Ein unangenehmer Geruch liegt zurzeit über den Landungsbrücken in Hamburg, und das hat einen besonderen Grund: Die Sanierungsarbeiten am historischen Kuhmühlenstammsiel, einem der größten Abwasserkanäle der Stadt, sind in vollem Gange. Laut mopo.de rechnet man damit, dass diese Maßnahmen bis zum 31. Juli andauern werden.

Das Kuhmühlenstammsiel, das mittlerweile über 120 Jahre alt ist und unter der U-Bahn-Linie U3 verläuft, ist nicht nur eines der ältesten, sondern auch eine zentrale Örtlichkeit für die Entwässerung von Abwasser und Regenwasser aus mehreren Stadtteilen wie Uhlenhorst, Hohenfelde, St. Georg, HafenCity und Neustadt. Dabei sorgt es dafür, dass die Abwässer zum Klärwerk Hamburg transportiert werden. Die Dimensionen sind gewaltig: Es hat eine Breite von 4,30 Metern und eine Höhe von 3,70 Metern, wie auch das ndr.de bestätigt.

Ursachen für den unangenehmen Geruch

Die Sanierung bringt nicht nur viel Arbeit, sondern auch unangenehme Gerüche mit sich. Grundlage sind mehrere Faktoren, die zusammenwirken. Zuerst wird das Abwasser für die Sanierungsarbeiten abgepumpt, was zu einer Verwirbelung der Abwässer und folglich zu Gerüchen führt. Außerdem muss durch spezielle Belüftungsmaßnahmen für die Arbeiter die Konzentration von Schwefelwasserstoff verringert werden, was jedoch paradox den Gestank verstärkt. Reinigungsarbeiten in einem weiteren Abschnitt des Stammsiels tragen ebenfalls zur Geruchsbelästigung bei. Hamburg Wasser beruhigt jedoch: Die entstehenden Gerüche sind nicht gesundheitsschädlich.

Für die umfangreiche Sanierung des Kuhmühlenstammsiels werden rund 6,5 Millionen Euro investiert. Laut ndr.de kommen neue Rohrelemente zum Einsatz, die in die bestehende Infrastruktur eingezogen werden. Diese Maßnahmen sind Teil des umfassenden Programms „Alte Riesen“, das darauf abzielt, sechs alte Stammsiele modern und zukunftsfähig zu machen.
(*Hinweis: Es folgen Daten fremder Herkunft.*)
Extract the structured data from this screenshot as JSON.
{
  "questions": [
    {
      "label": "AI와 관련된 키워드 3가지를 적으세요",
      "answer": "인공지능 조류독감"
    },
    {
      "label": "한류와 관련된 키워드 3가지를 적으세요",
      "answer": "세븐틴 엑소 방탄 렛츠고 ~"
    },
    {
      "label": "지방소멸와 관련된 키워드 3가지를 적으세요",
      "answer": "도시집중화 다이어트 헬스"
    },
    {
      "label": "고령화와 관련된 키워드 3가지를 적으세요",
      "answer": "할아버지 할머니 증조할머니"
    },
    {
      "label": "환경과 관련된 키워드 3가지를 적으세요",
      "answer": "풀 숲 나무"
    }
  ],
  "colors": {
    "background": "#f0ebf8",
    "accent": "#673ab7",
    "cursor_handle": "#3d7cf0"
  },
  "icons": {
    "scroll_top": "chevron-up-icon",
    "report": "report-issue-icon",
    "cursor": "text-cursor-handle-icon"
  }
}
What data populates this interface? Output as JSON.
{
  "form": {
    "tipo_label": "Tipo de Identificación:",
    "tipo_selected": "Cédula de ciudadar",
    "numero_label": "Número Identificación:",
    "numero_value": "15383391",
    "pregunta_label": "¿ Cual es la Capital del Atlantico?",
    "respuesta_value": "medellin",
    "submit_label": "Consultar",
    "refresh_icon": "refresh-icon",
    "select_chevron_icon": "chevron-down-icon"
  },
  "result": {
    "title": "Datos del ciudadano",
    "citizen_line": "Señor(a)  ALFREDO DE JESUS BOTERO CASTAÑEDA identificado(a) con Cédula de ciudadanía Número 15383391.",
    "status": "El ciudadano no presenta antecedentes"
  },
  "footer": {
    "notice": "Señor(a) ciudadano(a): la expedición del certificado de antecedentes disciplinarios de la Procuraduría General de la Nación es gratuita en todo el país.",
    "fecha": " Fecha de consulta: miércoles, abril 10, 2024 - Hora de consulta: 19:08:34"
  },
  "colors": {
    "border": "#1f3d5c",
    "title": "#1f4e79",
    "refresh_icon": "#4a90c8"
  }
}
Wasserwirtschaft in Deutschland im Fokus

Die Situation in Hamburg ist nicht isoliert. Im ganzen Land stehen die Wasser- und Abwasserversorgungsanlagen vor großen Herausforderungen. Ein Gutachten, das im Auftrag des Verbands kommunaler Unternehmen (VKU) erstellt wurde, zeigt, dass für die kommenden zwei Jahrzehnte Hunderte Milliarden Euro benötigt werden, um die Infrastruktur zu sanieren und an die Herausforderungen des Klimawandels anzupassen, wie zeit.de berichtet. Die aktuellen Investitionen betragen etwa 10 Milliarden Euro jährlich. Auch in Hamburg wird es ohne staatliche Fördermittel schwierig, die notwendigen Mittel aufzubringen, um die Gebühren für Wasser und Abwasser fair zu halten.

Werbung
Hier könnte Ihr Advertorial stehen
Ein Advertorial bietet Unternehmen die Möglichkeit, ihre Botschaft direkt im redaktionellen Umfeld zu platzieren

Um die Situation nachhaltig zu verbessern, fordert der VKU Maßnahmen wie die Senkung der Mehrwertsteuer auf Trinkwasser und eine stärkere Beteiligung des Bundes und der Länder an den Kosten. Nur so können die Gemeinden die Entgelte für die Bevölkerung im Rahmen halten und gleichzeitig eine zukunftssichere Wasserinfrastruktur bieten.

Die Sanierungsarbeiten am Kuhmühlenstammsiel sind also nicht nur für Hamburg von Bedeutung. Sie sind Teil eines größeren Trends in der deutschen Wasserwirtschaft, der uns alle betrifft. Hoffen wir, dass die Gerüche bald der Vergangenheit angehören und eine modernisierte Infrastruktur entsteht, die für alle Hamburger Bewohner und Besucher ein wenig weniger „gestunken“ empfindlich wird.